- Born: Canada
- Occupations: CEO and Co-Founder of Irreverent Labs Former GM of Microsoft Ventures Co-Founder of Unikrn Founder of VoodooPC Co-Founder of the Jaffna Stallions
- Spouse: Asma Sood

= Rahul Sood =

Canadian businessman

Rahul Sood is the CEO and co-founder of Irreverent Labs, the former CEO of Unikrn), and was the founder of VoodooPC. Sood was also an early investor in AR/VR company Vrvana he's also an investor in blockchain play to earn horse racing game ZED Run, and high-end PC gaming company, MAINGEAR.

 In 2007 Business 2.0 magazine claimed Sood to be 83rd out of 101 persons on their "Who matters now?" list. After VoodooPC was acquired by HP, Sood announced his resignation in November 2010. In December 2010, after spending 18 years with multiple startups, he announced that he joined Microsoft as the GM for System Experience in the Interactive Entertainment Business. Shortly after he started Microsoft Ventures and was the general manager up until his resignation in November 2014. In November 2014 he started Unikrn, an esports betting platform, and raised 2.5m in a seed round. By July 2015 Sood then raised an additional $7m for Unikrn Mark Cuban, Advancit Group, Freelands Capital, and a few more. Also in 2015 Sood was on CNBC discussion the future of Esports, where he was quoted as saying it would eventually be as big as the NFL. In an interview with Startup Grind, Sood talks about the challenges of raising money for entrepreneurs in the Seattle area. In November 2019 he did a TedX Talk in San Juan on the massive growth of Esports.

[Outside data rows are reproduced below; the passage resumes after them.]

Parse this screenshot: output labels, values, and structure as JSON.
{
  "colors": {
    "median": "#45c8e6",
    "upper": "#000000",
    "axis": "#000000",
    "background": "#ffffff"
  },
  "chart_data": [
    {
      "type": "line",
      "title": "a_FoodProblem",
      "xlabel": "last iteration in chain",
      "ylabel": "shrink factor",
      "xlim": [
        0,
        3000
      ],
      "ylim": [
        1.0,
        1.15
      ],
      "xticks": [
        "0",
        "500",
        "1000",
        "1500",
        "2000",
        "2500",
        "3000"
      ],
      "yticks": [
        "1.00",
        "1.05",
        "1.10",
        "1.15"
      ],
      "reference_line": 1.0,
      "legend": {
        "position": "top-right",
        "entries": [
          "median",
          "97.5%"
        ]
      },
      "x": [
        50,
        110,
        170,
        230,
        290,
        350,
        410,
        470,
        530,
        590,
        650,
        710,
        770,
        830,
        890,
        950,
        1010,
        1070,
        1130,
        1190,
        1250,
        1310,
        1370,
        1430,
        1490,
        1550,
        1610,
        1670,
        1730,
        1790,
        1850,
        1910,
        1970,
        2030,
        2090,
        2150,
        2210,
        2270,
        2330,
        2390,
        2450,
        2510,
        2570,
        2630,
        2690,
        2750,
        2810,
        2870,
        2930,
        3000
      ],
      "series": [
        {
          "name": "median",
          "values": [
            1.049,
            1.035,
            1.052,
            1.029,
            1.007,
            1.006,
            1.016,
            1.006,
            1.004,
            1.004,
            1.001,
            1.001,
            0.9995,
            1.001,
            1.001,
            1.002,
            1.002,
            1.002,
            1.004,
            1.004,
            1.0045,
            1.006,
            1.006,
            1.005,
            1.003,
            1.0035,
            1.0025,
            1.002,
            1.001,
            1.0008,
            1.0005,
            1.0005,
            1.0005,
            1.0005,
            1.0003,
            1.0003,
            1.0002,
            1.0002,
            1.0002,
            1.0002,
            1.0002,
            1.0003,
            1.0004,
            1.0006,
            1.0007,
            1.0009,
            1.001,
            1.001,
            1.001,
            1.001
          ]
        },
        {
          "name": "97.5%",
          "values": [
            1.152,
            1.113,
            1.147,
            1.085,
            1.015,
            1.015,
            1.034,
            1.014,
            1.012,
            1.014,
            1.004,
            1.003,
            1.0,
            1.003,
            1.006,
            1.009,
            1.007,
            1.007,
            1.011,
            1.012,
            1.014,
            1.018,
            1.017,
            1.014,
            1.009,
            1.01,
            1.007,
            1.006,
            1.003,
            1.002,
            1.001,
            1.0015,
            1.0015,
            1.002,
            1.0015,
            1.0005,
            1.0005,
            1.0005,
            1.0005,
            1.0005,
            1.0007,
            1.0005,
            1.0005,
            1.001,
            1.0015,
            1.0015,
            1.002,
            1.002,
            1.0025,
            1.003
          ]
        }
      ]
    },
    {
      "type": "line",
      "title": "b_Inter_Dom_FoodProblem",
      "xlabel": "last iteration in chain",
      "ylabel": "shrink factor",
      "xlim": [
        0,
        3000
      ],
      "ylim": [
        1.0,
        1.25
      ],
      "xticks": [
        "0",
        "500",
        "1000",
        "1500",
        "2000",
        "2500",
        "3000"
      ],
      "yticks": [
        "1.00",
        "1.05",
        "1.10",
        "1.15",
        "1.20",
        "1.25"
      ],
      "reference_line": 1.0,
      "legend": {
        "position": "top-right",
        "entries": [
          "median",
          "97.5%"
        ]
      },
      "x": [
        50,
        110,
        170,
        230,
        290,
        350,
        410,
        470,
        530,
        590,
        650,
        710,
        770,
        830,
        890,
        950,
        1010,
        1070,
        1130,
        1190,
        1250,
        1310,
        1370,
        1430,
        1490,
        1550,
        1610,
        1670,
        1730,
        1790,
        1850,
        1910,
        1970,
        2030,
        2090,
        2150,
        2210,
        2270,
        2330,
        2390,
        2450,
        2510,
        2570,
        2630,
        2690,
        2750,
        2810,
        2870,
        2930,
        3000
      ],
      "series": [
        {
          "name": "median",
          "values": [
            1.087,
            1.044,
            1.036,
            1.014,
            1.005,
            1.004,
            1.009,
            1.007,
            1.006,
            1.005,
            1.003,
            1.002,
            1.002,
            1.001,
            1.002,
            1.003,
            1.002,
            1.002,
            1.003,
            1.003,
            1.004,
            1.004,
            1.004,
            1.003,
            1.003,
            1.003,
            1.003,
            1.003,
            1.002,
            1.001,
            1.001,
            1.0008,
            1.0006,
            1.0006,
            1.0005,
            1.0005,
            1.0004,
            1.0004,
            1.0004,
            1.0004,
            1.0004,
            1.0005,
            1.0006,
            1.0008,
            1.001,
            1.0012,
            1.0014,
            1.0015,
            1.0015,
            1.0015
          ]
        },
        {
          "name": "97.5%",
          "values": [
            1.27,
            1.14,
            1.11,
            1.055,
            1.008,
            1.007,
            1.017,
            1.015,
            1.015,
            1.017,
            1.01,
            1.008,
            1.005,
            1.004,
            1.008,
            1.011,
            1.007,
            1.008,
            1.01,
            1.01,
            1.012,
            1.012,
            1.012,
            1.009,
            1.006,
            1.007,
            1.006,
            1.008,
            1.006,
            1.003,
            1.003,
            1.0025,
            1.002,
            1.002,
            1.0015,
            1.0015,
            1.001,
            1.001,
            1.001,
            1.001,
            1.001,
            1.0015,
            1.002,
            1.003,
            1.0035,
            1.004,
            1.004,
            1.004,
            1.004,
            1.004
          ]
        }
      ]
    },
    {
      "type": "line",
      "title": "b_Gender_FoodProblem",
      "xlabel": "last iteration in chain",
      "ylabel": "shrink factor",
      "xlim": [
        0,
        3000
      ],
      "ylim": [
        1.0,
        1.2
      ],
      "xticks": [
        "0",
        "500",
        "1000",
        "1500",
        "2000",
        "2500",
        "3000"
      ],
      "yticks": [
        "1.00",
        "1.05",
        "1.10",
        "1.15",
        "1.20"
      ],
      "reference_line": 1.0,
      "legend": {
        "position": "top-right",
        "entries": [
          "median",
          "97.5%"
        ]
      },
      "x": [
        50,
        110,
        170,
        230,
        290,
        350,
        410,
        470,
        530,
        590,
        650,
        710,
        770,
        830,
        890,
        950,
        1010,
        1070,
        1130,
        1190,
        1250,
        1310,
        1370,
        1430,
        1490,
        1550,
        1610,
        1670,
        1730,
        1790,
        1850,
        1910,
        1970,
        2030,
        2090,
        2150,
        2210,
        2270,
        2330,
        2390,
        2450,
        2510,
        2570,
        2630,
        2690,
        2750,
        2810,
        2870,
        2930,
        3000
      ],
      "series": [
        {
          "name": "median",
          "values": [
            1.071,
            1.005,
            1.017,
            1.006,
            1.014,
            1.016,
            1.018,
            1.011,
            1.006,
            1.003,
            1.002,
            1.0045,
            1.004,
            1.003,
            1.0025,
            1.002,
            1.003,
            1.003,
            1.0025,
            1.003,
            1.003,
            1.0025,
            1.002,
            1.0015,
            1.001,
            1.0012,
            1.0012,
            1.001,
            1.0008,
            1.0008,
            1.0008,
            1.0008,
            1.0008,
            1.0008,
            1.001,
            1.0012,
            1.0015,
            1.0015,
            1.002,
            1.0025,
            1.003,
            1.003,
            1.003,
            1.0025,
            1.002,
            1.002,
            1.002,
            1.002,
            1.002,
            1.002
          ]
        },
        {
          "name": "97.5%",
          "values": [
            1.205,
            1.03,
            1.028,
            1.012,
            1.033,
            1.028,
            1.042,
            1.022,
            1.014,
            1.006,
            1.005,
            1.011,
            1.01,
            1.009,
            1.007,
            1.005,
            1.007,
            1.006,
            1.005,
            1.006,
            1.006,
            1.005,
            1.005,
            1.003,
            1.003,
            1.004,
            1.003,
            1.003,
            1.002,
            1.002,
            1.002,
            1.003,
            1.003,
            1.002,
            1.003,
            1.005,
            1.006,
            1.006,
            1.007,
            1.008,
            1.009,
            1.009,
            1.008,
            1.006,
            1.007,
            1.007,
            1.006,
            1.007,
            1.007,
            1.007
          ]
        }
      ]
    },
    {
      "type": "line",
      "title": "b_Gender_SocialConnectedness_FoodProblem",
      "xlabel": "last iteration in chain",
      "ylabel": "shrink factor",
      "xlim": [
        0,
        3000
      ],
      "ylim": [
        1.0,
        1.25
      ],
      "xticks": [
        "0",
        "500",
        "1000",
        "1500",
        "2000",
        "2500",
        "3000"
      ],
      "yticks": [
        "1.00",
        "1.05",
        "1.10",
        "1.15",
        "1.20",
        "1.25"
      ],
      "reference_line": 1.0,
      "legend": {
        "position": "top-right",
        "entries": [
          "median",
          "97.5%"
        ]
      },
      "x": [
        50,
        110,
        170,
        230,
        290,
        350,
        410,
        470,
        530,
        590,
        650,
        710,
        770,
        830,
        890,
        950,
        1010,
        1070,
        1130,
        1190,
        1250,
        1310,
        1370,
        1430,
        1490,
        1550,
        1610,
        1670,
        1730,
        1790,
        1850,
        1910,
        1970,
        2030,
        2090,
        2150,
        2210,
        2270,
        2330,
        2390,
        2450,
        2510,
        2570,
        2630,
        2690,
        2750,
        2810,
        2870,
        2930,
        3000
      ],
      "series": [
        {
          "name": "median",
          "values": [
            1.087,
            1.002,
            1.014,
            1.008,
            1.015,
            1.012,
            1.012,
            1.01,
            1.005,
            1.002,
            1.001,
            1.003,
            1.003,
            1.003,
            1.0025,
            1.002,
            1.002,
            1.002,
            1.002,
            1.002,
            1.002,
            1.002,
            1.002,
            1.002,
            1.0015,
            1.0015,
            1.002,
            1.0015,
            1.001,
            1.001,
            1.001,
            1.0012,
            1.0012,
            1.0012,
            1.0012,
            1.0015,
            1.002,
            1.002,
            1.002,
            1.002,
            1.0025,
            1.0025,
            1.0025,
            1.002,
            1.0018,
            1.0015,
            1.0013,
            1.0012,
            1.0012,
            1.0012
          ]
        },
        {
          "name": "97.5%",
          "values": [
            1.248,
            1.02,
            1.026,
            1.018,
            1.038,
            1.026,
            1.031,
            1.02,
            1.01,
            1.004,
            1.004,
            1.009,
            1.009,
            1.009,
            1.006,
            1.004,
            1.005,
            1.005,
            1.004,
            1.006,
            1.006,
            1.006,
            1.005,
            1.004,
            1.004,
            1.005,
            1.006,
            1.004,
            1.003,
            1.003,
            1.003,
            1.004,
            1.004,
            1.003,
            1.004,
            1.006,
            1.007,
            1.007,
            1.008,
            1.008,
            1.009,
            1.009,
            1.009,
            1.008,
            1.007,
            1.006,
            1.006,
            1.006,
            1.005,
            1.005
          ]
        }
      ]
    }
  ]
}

Rahul's company Unikrn under his leadership created the Unikoin token in 2015 and built its platform around the virtual token over the following two years. In 2017 they moved the token to the public blockchain on the Ethereum Mainnet ultimately selling $31 million through the ICO process. UnikoinGold was created in the fall of 2017 which later came under an SEC inquiry. In 2020 Unikrn agreed to an order of Settlement with the SEC, pursuant to which Unikrn will pay a total of $6.1 million to the SEC so they can begin to manage the claims process. Unikrn voluntarily suspended future development or use of UnikoinGold and the SEC used the agreed settlement to establish a fair fund to provide refunds to all token holders. Unikrn volunteered for the settlement despite lack of consensus within the SEC that the UnikoinGold constituted a security, with Commissioner Hester M. Peirce saying, "I do not concur in my colleagues’ opinion that Unikrn's token offering constituted a securities offering[...] By failing to challenge ourselves to experiment with new approaches to regulation, we, and those whose interests we are pledged to serve, risk surrendering the fruits of innovation. I respectfully dissent from the commission's actions today relating to Unikrn."

In November 2020, he became the co-owner of the Jaffna Stallions franchise ahead of the 2020 Lanka Premier League. He was also mentioned in a follow-up article in GeekWire talks about Seattle based tech leaders investing in cricket teams. In this article the owners of the Jaffna Stallions talk about their desire to help rebuild Jaffna through the sport of cricket. Sood is co-owner of the team. The Jaffna Stallions ended up winning the inaugural LPL championship on December 16, 2020. His net worth is estimated to be around 30 million as of 2021.